First of all StringTokenizer is considered to be legacy code. From Java doc:
StringTokenizer is a legacy class that is retained for compatibility reasons although its use is discouraged in new code. It is recommended that anyone seeking this functionality use the split method of String or the java.util.regex package instead.
Using the split() method you get an array of strings. While iterating through the array you can check if the current string starts with a quote and if that's the case check if the next one ends with a quote. If you meet these 2 conditions then you know you didn't split where you wanted and you can merge these 2 together, process it like you want and continue iterating through the array normally after that. In that pass you will probably do i+=2 instead of your regular i++ and it should go unnoticed.
You can accomplish this using Regular Expressions.
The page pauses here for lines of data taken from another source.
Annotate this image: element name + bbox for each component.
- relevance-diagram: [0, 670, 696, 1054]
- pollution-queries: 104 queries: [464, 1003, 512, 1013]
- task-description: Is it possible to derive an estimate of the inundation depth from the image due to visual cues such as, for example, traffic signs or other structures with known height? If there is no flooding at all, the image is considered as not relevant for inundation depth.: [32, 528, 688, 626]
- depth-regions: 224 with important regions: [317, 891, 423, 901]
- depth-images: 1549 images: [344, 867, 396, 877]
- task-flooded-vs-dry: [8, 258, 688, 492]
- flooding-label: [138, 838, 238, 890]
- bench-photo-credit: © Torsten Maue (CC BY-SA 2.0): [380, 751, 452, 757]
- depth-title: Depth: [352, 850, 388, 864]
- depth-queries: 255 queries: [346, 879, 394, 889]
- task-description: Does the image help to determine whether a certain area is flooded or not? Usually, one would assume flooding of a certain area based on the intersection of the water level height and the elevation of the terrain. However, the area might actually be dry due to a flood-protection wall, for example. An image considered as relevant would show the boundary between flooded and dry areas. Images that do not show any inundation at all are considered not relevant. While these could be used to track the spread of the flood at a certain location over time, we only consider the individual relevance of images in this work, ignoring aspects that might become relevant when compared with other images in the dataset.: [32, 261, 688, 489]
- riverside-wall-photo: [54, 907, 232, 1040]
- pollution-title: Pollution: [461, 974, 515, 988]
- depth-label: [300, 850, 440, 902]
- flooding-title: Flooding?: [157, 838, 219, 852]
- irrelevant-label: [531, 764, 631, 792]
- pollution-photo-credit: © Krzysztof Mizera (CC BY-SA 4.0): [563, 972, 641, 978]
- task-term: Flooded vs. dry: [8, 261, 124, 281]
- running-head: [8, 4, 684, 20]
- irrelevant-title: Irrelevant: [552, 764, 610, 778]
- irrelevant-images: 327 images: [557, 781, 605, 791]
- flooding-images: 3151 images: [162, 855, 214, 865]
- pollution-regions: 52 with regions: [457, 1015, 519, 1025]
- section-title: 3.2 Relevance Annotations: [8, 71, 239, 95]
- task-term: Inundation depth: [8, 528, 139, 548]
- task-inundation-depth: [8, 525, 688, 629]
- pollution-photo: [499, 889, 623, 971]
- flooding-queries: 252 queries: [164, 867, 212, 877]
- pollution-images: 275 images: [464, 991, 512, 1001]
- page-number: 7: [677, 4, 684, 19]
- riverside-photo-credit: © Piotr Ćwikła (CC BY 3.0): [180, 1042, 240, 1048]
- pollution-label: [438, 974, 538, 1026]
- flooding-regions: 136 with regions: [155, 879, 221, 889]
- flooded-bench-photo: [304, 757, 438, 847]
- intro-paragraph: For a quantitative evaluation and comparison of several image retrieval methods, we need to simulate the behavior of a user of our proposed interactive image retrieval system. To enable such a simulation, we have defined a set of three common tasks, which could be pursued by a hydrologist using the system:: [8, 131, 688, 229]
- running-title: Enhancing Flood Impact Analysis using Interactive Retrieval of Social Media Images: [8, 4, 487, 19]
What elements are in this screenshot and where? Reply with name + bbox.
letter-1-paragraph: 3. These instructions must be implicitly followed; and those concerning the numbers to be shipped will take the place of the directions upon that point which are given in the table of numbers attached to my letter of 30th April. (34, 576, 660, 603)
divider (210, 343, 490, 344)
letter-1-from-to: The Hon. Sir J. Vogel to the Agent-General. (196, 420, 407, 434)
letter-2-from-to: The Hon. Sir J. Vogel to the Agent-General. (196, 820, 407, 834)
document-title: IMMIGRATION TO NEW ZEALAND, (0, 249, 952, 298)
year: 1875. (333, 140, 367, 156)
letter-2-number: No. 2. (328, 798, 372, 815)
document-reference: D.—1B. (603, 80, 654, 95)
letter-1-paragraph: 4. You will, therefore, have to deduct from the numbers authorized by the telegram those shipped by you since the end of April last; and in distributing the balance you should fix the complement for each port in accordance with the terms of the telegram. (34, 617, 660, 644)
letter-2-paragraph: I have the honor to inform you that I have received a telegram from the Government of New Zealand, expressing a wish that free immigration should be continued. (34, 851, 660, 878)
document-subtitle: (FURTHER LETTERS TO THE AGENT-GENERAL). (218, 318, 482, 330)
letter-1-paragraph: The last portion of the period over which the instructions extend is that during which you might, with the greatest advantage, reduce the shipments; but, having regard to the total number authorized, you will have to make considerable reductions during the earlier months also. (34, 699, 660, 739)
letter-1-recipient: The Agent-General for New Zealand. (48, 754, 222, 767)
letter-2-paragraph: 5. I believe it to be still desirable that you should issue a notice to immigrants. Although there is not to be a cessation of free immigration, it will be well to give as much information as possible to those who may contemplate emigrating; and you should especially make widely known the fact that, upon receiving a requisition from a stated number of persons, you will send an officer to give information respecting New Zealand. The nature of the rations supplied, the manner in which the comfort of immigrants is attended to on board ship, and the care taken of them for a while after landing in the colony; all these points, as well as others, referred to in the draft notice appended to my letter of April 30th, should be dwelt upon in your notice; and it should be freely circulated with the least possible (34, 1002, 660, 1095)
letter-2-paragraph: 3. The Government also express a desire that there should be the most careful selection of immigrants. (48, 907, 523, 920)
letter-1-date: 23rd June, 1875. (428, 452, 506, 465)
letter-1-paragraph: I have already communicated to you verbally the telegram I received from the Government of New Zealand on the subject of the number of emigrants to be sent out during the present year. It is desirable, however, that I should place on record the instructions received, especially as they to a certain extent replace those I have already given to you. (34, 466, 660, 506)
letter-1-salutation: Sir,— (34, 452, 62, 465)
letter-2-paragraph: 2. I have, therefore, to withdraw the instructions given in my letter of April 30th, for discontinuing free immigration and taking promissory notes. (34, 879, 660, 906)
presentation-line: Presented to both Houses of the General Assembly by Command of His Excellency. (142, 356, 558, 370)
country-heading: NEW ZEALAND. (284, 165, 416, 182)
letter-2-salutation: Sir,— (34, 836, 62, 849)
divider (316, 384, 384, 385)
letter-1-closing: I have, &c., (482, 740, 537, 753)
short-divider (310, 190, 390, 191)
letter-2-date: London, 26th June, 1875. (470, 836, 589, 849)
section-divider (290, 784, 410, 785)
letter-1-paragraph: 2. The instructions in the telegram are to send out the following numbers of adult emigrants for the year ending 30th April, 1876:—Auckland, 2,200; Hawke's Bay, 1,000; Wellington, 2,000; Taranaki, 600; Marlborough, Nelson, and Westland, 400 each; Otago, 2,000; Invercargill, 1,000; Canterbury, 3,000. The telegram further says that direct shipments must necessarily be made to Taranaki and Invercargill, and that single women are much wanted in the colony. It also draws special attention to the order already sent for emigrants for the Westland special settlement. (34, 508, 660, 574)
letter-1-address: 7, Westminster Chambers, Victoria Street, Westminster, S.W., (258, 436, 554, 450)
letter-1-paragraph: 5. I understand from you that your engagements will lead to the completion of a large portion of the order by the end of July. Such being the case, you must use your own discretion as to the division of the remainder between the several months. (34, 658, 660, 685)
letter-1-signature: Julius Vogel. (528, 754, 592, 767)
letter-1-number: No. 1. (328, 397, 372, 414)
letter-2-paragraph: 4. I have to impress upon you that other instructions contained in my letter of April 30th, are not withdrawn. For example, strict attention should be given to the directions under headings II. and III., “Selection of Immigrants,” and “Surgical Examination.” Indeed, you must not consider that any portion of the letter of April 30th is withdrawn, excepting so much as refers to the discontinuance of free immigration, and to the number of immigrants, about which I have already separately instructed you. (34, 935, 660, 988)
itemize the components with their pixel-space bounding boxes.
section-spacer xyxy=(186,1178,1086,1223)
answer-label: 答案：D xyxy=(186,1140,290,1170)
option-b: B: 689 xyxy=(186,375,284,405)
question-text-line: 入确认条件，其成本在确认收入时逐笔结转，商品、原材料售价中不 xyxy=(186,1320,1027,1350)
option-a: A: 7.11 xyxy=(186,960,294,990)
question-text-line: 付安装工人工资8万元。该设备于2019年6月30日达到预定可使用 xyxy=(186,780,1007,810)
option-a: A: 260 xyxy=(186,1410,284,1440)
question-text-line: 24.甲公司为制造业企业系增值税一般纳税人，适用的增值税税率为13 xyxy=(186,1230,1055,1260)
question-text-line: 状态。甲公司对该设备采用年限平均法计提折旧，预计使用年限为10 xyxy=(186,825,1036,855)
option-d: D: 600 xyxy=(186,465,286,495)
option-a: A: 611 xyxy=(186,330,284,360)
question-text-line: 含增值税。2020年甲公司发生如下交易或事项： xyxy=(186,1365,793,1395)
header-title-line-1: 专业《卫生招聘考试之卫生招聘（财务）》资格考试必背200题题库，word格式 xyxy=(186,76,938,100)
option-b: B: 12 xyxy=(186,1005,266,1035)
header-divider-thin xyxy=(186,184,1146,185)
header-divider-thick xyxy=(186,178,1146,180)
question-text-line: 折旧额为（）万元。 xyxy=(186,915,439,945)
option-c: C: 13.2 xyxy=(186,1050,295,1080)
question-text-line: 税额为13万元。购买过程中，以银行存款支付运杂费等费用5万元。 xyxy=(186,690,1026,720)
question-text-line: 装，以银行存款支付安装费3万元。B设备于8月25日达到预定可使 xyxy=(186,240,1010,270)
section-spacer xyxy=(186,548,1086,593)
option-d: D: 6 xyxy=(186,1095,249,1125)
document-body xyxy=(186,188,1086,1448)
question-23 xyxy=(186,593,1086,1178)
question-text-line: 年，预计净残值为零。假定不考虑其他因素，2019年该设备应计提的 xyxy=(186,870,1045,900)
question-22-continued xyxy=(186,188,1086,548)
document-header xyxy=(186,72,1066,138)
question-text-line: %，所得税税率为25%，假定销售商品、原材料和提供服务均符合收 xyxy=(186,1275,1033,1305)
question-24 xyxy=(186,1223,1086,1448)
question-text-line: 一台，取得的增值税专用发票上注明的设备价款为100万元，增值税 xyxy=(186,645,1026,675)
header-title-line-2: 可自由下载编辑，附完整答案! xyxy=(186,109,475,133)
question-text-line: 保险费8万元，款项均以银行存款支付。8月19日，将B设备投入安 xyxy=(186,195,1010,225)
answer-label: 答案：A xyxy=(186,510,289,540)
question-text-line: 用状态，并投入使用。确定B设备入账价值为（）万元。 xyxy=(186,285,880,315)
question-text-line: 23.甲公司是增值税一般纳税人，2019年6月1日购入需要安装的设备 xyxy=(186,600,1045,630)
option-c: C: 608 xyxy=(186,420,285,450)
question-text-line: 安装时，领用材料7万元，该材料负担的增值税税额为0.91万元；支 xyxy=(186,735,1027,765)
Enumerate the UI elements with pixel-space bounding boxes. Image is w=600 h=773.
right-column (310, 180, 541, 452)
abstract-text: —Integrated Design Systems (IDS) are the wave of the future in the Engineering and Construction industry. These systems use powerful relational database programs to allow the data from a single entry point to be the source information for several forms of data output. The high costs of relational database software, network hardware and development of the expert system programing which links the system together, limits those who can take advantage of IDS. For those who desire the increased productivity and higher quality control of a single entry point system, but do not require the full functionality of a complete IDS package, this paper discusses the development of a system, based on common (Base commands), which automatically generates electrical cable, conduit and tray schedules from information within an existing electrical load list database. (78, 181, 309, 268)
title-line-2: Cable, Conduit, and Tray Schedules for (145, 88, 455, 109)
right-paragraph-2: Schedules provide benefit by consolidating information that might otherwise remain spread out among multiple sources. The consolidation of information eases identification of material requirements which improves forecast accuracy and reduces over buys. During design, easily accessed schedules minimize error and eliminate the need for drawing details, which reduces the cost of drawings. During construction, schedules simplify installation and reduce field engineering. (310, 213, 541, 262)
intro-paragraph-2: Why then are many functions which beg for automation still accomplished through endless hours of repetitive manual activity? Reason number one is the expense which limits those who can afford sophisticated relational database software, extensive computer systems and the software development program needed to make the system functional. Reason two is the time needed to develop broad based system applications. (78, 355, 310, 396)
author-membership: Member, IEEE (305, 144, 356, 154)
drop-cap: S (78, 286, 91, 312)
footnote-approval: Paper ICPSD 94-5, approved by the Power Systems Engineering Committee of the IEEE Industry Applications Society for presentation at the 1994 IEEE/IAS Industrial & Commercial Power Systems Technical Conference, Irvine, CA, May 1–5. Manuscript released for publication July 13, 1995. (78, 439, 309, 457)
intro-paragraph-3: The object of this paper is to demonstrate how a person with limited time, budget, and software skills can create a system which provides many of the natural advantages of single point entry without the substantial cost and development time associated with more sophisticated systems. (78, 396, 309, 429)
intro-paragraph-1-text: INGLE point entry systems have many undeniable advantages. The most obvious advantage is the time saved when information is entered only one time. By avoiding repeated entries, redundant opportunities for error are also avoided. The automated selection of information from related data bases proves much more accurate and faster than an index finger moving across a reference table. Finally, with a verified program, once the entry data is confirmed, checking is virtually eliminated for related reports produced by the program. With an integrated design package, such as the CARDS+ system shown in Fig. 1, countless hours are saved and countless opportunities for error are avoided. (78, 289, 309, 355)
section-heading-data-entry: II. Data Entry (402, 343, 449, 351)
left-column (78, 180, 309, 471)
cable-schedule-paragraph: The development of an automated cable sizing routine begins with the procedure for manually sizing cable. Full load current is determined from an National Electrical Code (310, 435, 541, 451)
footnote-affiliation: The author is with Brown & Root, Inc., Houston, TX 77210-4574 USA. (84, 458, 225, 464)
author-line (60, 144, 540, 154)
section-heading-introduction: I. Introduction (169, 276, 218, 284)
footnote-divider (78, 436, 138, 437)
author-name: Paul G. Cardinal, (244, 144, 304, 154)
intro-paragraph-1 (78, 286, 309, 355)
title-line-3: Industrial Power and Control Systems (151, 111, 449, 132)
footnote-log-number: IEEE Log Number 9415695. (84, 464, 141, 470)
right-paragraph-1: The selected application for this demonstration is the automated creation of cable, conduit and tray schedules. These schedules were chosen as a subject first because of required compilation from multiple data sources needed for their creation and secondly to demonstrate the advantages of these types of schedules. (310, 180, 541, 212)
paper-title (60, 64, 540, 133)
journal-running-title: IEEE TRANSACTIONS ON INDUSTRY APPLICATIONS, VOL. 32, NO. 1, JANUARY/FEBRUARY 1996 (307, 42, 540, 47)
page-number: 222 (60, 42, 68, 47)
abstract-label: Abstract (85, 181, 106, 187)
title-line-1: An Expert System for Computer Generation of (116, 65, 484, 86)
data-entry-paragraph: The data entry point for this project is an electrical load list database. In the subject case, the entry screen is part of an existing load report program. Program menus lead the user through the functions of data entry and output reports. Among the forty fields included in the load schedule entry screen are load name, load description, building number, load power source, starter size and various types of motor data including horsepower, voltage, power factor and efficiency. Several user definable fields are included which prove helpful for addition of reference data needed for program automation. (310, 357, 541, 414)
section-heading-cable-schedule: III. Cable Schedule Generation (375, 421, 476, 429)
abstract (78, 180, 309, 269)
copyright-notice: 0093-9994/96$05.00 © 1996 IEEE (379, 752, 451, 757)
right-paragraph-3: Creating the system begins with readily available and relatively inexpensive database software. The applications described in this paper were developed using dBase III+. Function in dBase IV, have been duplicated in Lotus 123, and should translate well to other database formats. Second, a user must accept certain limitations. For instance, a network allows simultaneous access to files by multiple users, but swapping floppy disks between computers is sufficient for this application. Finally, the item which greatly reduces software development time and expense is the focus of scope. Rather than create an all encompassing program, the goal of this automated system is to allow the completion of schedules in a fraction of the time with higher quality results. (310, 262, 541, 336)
The following code:
String s = "asd,asdasd,asd\"asdasdasd,asdasdasd\", asdasd, asd";
System.out.println(s);
s = s.replaceAll("(?<=\")([^\"]+?),([^\"]+?)(?=\")", "$1 $2");
s = s.replaceAll("\"", "");
System.out.println(s);
yields
asd,asdasd,asd, "asdasdasd,asdasdasd", asdasd, asd
asd,asdasd,asd, asdasdasd asdasdasd, asdasd, asd
which, from my understanding, is the preprocessing you require for your tokenizer-code to work. Hope this helps.
While StringTokenizer might not natively handle this for you, a couple lines of code will do it... probably not the most efficient, but should get the idea across...
while(tk.hasMoreTokens()) {
String token = tk.nextToken();
/* If the item is encapsulated in quotes, loop through all tokens to
* find closing quote
*/
if( token.startsWIth("\"") ){
while( tk.hasMoreTokens() && ! tk.endsWith("\"") ) {
// append our token with the next one. Don't forget to retain commas!
token += "," + tk.nextToken();
}
if( !token.endsWith("\"") ) {
// open quote found but no close quote. Error out.
throw new BadFormatException("Incomplete string:" + token);
}
// remove leading and trailing quotes
token = token.subString(1, token.length()-1);
}
}
As you can see, in the class description, the use of StringTokenizer is discouraged by Oracle.
Instead of using tokenizer I would use the String split() method
which you can use a regular expression as argument and significantly reduce your code.
String str = "Essie,Vaill,\"Litronic , Industries\",14225 Hancock Dr,Anchorage,Anchorage,AK,99515,907-345-0962,907-345-1215,essie#vaill.com,http://www.essievaill.com";
String[] strs = str.split("(?<! ),(?! )");
List<String> list = new ArrayList<String>(strs.length);
for(int i = 0; i < strs.length; i++) list.add(strs[i]);
Just pay attention to your regex, using this one you're assuming that the comma will be always between spaces.